I'm not sure where this underlug business really got its start, but I was around when it really got rolling. A term that relates most commonly to DA/SA revolvers, underlug refers to an integral extension of metal that runs along the bottom side of the barrel. Although underlug-like fixtures are found on some of the Frontier-era S&W break tops, I think the first gun to have one (in the modern sense) was the Triple Lock of 1908. It was necessary for the complex locking system of that magnificent old gun, but it came to be highly regarded because it protected (or shrouded) the revolver's ejector rod. These shrouds are still a regular feature on most of S&W's N-frame revolver models. However, not until the 1950s did we see a shroud on the barrel of a K frame. It was on the Model 19, developed at the instigation of the late Bill Jordan. Bill was a real humorist at times; I can remember him chuckling over the use of an ejector rod shroud like it was a Holy Grail. He called it a “stroud,” solemnly assuring his listeners that every gun needed a good “stroud.”
Lots of things happened in the revolver world of the 50s. Among them was the introduction of a superb revolver in the Colt Python. This was a premier gun in every sense, including the introductory price of $125. There was much to commend the Python, including the gun's accuracy. It's most recognizable feature was an ejector rod shroud that was almost cylindrical in cross-section and extended to the muzzle end of the barrel. Now, there was no need for all that metal for shrouding the ejector rod, but it looked cool as hell. After people used their Pythons, the feature came to be prized for the positive effect on the gun's heft and balance. The weight was now much more forward, which contributed to stability in aimed shots and recoil recovery at any time. It was at this point that I recall the first use of the term “underlug.” It got to the point where a full length underlug was so desirable that shooters were buying Colt Python barrels and having good gunsmiths install them on S&W K frame revolvers, resulting in a “Smython” or “Smolt.” In doing so, they accomplished the same thing that the old King Gunsight Co. did with the tube-mounted adjustable weight system that dated to the late 1930s. Underlugs were in and it was no surprise that they showed up on S&W's L frames in the late 1970s. The L frames were the first, but not the last, 'Smiths to have the full-length slab of steel under the barrel. You can even see a similar device on Ruger GP100s.
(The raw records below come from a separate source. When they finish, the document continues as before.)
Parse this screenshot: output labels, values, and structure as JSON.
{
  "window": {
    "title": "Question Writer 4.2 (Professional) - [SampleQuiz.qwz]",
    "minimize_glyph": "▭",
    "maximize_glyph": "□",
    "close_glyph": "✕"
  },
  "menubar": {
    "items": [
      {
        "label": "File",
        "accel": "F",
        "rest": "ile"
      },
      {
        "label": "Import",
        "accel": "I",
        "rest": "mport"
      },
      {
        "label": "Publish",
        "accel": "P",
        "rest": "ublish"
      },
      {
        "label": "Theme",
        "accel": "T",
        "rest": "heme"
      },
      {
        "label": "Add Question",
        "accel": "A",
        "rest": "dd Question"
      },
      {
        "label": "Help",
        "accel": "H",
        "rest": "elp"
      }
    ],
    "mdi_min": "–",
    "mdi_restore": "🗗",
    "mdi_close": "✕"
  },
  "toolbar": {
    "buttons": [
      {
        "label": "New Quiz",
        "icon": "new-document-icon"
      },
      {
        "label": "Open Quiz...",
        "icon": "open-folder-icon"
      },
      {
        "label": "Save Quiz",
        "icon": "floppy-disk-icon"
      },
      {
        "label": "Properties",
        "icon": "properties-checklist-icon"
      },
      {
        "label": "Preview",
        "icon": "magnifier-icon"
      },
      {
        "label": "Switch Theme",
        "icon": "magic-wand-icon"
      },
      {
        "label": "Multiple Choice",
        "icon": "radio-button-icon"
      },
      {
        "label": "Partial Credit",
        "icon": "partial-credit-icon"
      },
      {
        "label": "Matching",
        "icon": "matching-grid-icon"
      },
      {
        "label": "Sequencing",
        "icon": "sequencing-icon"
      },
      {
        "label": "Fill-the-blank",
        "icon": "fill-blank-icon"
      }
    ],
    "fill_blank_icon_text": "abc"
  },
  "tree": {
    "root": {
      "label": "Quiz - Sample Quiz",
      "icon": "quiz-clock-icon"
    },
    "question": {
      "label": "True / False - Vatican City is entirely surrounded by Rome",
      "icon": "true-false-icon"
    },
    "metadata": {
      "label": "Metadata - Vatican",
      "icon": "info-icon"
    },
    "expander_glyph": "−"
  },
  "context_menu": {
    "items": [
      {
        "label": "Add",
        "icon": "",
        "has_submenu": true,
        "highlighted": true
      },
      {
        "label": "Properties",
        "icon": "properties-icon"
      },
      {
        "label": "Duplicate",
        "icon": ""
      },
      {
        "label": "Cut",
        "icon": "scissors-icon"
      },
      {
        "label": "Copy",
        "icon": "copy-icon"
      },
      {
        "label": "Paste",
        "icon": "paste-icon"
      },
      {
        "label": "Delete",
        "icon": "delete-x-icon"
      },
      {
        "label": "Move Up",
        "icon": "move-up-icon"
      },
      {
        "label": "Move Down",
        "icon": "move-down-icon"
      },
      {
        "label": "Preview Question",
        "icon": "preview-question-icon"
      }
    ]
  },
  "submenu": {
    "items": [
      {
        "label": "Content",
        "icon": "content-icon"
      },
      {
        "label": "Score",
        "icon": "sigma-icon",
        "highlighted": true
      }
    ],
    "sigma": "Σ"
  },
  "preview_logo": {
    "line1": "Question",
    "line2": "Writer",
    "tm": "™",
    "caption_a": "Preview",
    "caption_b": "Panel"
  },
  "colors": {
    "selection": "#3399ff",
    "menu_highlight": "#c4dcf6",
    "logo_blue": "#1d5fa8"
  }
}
It is now part of American (even European) revolver design. But—in my humble opinion—you can get too much of a good thing. Like sunshine or single malt scotch, too much can produce problems. Frankly, an 8-inch Python or equivalent S&W 686 is an unwieldy gun for most handgun uses. Even the 6-inch versions are just a tad muzzle heavy. I think the full underlug serves a good purpose on guns up to four inches in barrel length. After that, its utilitarian value drops off rapidly.
The underlug is a feature that started out of necessity on the Triple Lock and persists for other reasons on just about every modern DA/SA revolver worth having.